There are three formats currently: `default`, `json`, and `csv`. Others may be added in the future.

These may be specified with the `--format` flag.

## Public Data

If you're only interested in seeing a list of critical projects with their
criticality score, we publish them in `csv` format.

This data is available on Google Cloud Storage and can be downloaded via the
[`gsutil`](https://cloud.google.com/storage/docs/gsutil_install)
command-line tool or the web browser
[here](https://commondatastorage.googleapis.com/ossf-criticality-score/index.html).

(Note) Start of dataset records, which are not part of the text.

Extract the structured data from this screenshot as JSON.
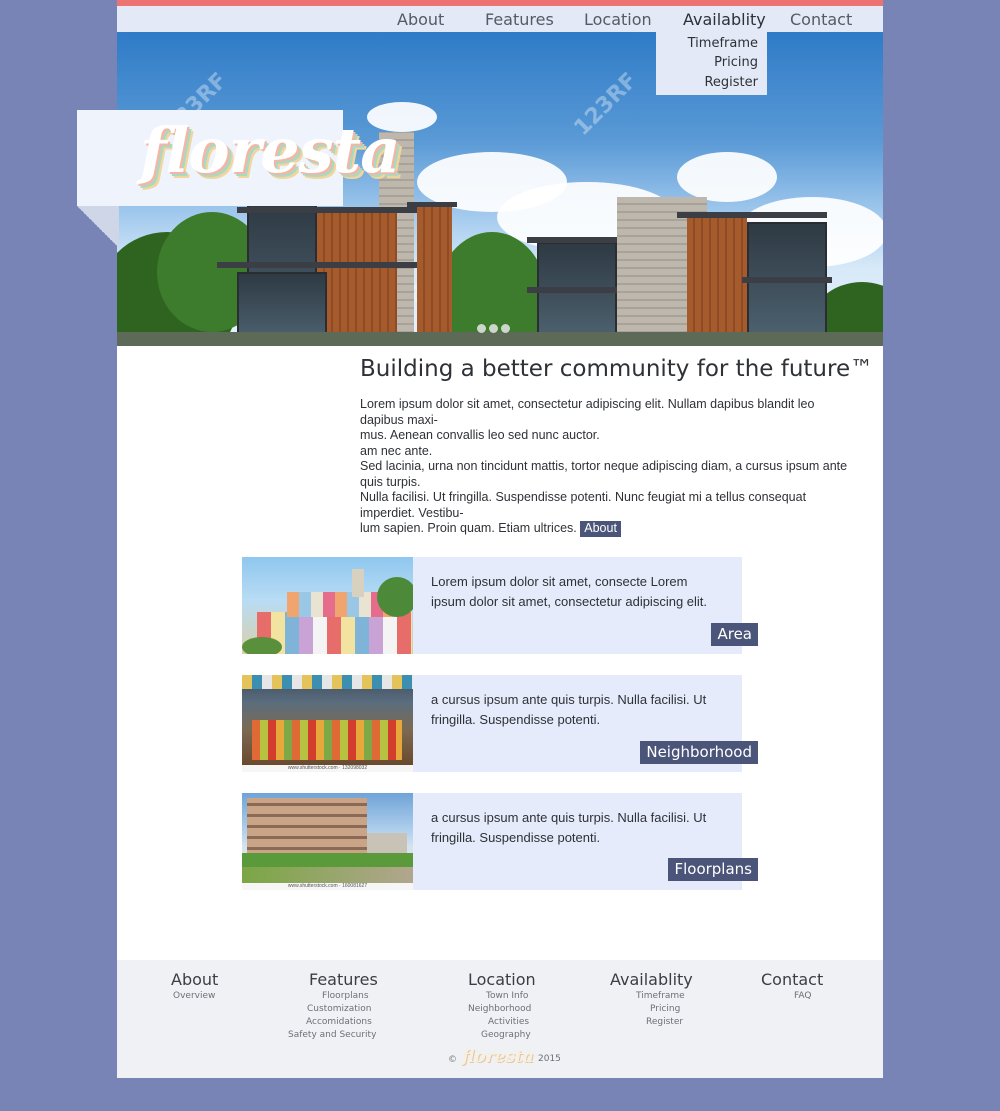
{
  "nav": {
    "items": [
      "About",
      "Features",
      "Location",
      "Availablity",
      "Contact"
    ],
    "dropdown": [
      "Timeframe",
      "Pricing",
      "Register"
    ]
  },
  "brand": {
    "logo": "floresta"
  },
  "hero": {
    "watermark": "123RF"
  },
  "intro": {
    "title": "Building a better community for the future™",
    "p1_line1": "Lorem ipsum dolor sit amet, consectetur adipiscing elit. Nullam dapibus blandit leo dapibus maxi-",
    "p1_line2": "mus. Aenean convallis leo sed nunc auctor.",
    "p1_line3": "am nec ante.",
    "p2_line1": "Sed lacinia, urna non tincidunt mattis, tortor neque adipiscing diam, a cursus ipsum ante quis turpis.",
    "p2_line2": "Nulla facilisi. Ut fringilla. Suspendisse potenti. Nunc feugiat mi a tellus consequat imperdiet. Vestibu-",
    "p2_line3": "lum sapien. Proin quam. Etiam ultrices.",
    "about_link": "About"
  },
  "cards": [
    {
      "text1": "Lorem ipsum dolor sit amet, consecte  Lorem",
      "text2": "ipsum dolor sit amet, consectetur adipiscing elit.",
      "button": "Area"
    },
    {
      "text1": "a cursus ipsum ante quis turpis. Nulla facilisi. Ut",
      "text2": "fringilla. Suspendisse potenti.",
      "button": "Neighborhood",
      "credit": "www.shutterstock.com · 132098032"
    },
    {
      "text1": "a cursus ipsum ante quis turpis. Nulla facilisi. Ut",
      "text2": "fringilla. Suspendisse potenti.",
      "button": "Floorplans",
      "credit": "www.shutterstock.com · 160081627"
    }
  ],
  "footer": {
    "about": {
      "title": "About",
      "links": [
        "Overview"
      ]
    },
    "features": {
      "title": "Features",
      "links": [
        "Floorplans",
        "Customization",
        "Accomidations",
        "Safety and Security"
      ]
    },
    "location": {
      "title": "Location",
      "links": [
        "Town Info",
        "Neighborhood",
        "Activities",
        "Geography"
      ]
    },
    "availability": {
      "title": "Availablity",
      "links": [
        "Timeframe",
        "Pricing",
        "Register"
      ]
    },
    "contact": {
      "title": "Contact",
      "links": [
        "FAQ"
      ]
    },
    "copyright_symbol": "©",
    "year": "2015"
  },
  "colors": {
    "background": "#7884b6",
    "accent_bar": "#ec7372",
    "nav_bg": "#e3e9f7",
    "card_bg": "#e6ebfb",
    "button_bg": "#4b557a",
    "footer_bg": "#f0f1f4"
  }
}
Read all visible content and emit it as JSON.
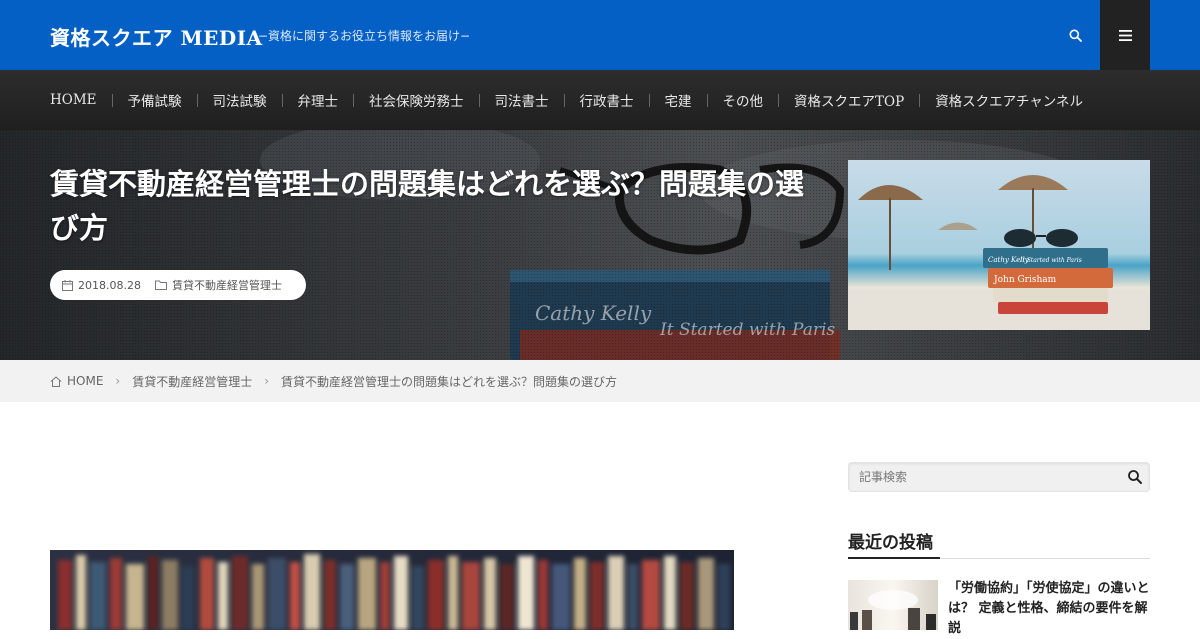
{
  "header": {
    "logo": "資格スクエア MEDIA",
    "tagline": "−資格に関するお役立ち情報をお届け−",
    "search_icon": "search-icon",
    "menu_icon": "hamburger-menu-icon"
  },
  "nav": {
    "items": [
      {
        "label": "HOME"
      },
      {
        "label": "予備試験"
      },
      {
        "label": "司法試験"
      },
      {
        "label": "弁理士"
      },
      {
        "label": "社会保険労務士"
      },
      {
        "label": "司法書士"
      },
      {
        "label": "行政書士"
      },
      {
        "label": "宅建"
      },
      {
        "label": "その他"
      },
      {
        "label": "資格スクエアTOP"
      },
      {
        "label": "資格スクエアチャンネル"
      }
    ]
  },
  "hero": {
    "title": "賃貸不動産経営管理士の問題集はどれを選ぶ？問題集の選び方",
    "date": "2018.08.28",
    "category": "賃貸不動産経営管理士",
    "book_text_1": "Cathy Kelly",
    "book_text_2": "It Started with Paris",
    "thumb_book_1": "Cathy Kelly",
    "thumb_book_2": "It Started with Paris",
    "thumb_book_3": "John Grisham"
  },
  "breadcrumb": {
    "items": [
      {
        "label": "HOME"
      },
      {
        "label": "賃貸不動産経営管理士"
      },
      {
        "label": "賃貸不動産経営管理士の問題集はどれを選ぶ？問題集の選び方"
      }
    ]
  },
  "sidebar": {
    "search_placeholder": "記事検索",
    "recent_title": "最近の投稿",
    "recent_posts": [
      {
        "title": "「労働協約」「労使協定」の違いとは？ 定義と性格、締結の要件を解説"
      }
    ]
  },
  "colors": {
    "header_bg": "#0560c5",
    "nav_bg": "#262626",
    "menu_btn_bg": "#222222",
    "breadcrumb_bg": "#f2f2f2"
  }
}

**NOTE**: Currently, these lists are derived from **projects hosted on GitHub ONLY**.
We do plan to expand them in near future to account for projects hosted on other
source control systems.

```shell
$ gsutil ls gs://ossf-criticality-score/*.csv
gs://ossf-criticality-score/c_top_200.csv
gs://ossf-criticality-score/cplusplus_top_200.csv
gs://ossf-criticality-score/csharp_top_200.csv
gs://ossf-criticality-score/go_top_200.csv
gs://ossf-criticality-score/java_top_200.csv
gs://ossf-criticality-score/js_top_200.csv
gs://ossf-criticality-score/php_top_200.csv
gs://ossf-criticality-score/python_top_200.csv
gs://ossf-criticality-score/ruby_top_200.csv
gs://ossf-criticality-score/rust_top_200.csv
gs://ossf-criticality-score/shell_top_200.csv
```

This data is generated using this
[generator script](https://github.com/ossf/criticality_score/blob/main/criticality_score/generate.py).
For example, to generate a list of top 200 C language projects, run:

```shell
$ python3 -u -m criticality_score.generate \
    --language c --count 200 --sample-size 5000
```


## Contributing

If you want to get involved or have ideas you'd like to chat about, we discuss this project in the [Securing Critical Projects WG](https://github.com/ossf/wg-securing-critical-projects) meetings.

See the [Community Calendar](https://calendar.google.com/calendar?cid=czYzdm9lZmhwNWk5cGZsdGI1cTY3bmdwZXNAZ3JvdXAuY2FsZW5kYXIuZ29vZ2xlLmNvbQ) for the schedule and meeting invitations.

See the [Contributing](CONTRIBUTING.md) documentation for guidance on how to contribute.